Cena externa. O Mercenário sobe na moto que o esperava e desce a favela até o ponto inicial onde está o Soldado e o outro motoboy.
[Mercenário] Feijão disse para me entregar a minha arma.
[Soldado] Tudo bem lá em cima?
[Mercenário] Tudo encerrado perfeitamente. Não te disse que era do interesse dele?
[Feijão] É! Ele ficou orgulhoso de mim. Está aqui a arma.
Mercenário assim que recebe a arma, atira matando o Soldado e os dois motoboys.
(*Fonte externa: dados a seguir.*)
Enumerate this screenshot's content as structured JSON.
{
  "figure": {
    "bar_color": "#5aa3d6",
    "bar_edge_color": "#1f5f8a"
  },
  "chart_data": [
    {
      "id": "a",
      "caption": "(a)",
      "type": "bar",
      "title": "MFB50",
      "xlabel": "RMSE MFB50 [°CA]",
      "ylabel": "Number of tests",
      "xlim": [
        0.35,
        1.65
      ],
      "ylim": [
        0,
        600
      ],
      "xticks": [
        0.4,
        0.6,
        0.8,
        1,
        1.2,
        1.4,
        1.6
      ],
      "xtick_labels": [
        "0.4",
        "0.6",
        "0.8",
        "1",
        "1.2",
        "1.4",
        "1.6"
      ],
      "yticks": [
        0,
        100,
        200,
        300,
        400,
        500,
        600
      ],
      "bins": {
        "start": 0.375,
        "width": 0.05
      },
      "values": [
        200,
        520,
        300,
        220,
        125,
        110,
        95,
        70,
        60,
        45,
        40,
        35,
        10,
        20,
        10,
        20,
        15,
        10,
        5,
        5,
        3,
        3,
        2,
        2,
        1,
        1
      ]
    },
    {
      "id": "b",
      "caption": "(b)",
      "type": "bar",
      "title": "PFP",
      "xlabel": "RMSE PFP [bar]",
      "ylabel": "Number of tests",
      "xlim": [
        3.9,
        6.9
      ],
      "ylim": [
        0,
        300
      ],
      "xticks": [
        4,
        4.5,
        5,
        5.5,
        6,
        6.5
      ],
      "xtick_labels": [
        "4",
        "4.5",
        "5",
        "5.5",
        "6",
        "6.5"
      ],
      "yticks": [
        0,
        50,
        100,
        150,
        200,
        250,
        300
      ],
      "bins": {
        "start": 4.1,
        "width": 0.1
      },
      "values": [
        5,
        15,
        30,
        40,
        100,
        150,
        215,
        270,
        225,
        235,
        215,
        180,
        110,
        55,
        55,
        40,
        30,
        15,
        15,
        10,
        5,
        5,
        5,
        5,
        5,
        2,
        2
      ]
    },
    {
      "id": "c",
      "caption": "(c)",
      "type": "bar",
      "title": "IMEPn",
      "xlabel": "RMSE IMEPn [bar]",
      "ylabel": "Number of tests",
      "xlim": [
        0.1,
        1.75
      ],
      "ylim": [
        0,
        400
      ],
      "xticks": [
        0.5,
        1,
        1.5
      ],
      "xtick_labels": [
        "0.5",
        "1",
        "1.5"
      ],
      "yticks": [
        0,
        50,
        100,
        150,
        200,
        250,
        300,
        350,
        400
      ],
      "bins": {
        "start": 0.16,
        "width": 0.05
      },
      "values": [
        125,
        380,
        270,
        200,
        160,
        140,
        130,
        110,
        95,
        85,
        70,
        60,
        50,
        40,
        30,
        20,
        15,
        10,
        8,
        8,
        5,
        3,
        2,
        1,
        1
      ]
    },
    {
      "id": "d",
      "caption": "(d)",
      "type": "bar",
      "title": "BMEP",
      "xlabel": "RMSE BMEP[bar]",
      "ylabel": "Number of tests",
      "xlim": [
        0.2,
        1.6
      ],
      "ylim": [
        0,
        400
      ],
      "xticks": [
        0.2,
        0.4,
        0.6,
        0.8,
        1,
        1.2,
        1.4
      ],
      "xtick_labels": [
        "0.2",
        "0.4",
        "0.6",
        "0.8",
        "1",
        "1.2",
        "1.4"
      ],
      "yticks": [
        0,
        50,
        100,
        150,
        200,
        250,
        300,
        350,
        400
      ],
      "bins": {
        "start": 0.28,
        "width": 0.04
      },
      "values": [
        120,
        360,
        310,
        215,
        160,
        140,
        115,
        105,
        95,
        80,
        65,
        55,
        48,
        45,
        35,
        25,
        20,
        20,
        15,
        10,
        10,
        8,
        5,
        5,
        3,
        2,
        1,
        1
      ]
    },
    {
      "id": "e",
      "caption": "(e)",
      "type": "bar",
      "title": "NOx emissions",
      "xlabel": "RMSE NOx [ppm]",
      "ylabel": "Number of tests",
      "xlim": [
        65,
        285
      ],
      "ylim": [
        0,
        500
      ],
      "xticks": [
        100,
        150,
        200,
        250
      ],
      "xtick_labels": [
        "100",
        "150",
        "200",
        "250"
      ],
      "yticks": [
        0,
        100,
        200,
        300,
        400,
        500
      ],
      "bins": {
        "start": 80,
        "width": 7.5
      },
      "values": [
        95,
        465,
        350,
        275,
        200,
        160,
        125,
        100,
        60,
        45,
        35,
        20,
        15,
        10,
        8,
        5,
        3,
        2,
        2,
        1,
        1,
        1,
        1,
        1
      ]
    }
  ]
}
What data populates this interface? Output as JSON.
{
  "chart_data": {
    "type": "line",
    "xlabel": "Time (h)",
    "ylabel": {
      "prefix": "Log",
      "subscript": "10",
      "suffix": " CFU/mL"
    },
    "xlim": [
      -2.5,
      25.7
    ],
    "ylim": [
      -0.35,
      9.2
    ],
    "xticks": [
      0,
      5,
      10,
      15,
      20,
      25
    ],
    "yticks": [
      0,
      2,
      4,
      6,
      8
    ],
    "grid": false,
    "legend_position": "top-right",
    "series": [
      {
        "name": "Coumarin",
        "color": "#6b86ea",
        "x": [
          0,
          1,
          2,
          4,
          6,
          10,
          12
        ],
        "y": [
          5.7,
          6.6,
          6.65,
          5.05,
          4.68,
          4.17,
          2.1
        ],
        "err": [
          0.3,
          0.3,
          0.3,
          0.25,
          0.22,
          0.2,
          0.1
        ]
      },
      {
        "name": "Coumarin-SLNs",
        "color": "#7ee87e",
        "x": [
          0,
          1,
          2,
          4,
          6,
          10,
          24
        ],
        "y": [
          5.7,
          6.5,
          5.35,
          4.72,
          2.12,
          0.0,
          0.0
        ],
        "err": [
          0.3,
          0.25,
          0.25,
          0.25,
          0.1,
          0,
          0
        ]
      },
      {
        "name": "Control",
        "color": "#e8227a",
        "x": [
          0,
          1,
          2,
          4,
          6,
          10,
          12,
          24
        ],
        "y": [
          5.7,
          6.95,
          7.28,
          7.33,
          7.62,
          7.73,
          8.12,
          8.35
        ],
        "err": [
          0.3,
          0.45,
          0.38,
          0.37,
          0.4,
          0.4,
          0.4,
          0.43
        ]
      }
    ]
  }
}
Em seguida, pega o celular, abre um aplicativo e aperta alguns botões.
Cena interna. Bunker do Feijão. Ele e seus comparsas estão festejando o acordo. Eles brincam com as cabeças que começam a fazer som de bipe. O som vai acelerando rapidamente. Eles não conseguem reagir. As cabeças explodem e toda a sala vai para os ares.
Cena externa. O Mercenário já na rua que fica no início da favela faz sinal, um táxi para e ele entra.
Cena interna simulando o interior de um táxi.
[Taxista] Boa noite. Para onde?
[Mercenário] Rua Francisco Albuquerque, por favor.
[Taxista] Não é a rua da favela do...
[Mercenário] Sim, é ela mesma. Sem perguntas, por favor. Nada de ruim vai acontecer com você. [Mercenário pega o celular e faz uma ligação] Alô? Maré Mansa? Pode pedir para o menino descer com a minha sacola, sua encomenda já foi entregue no inferno.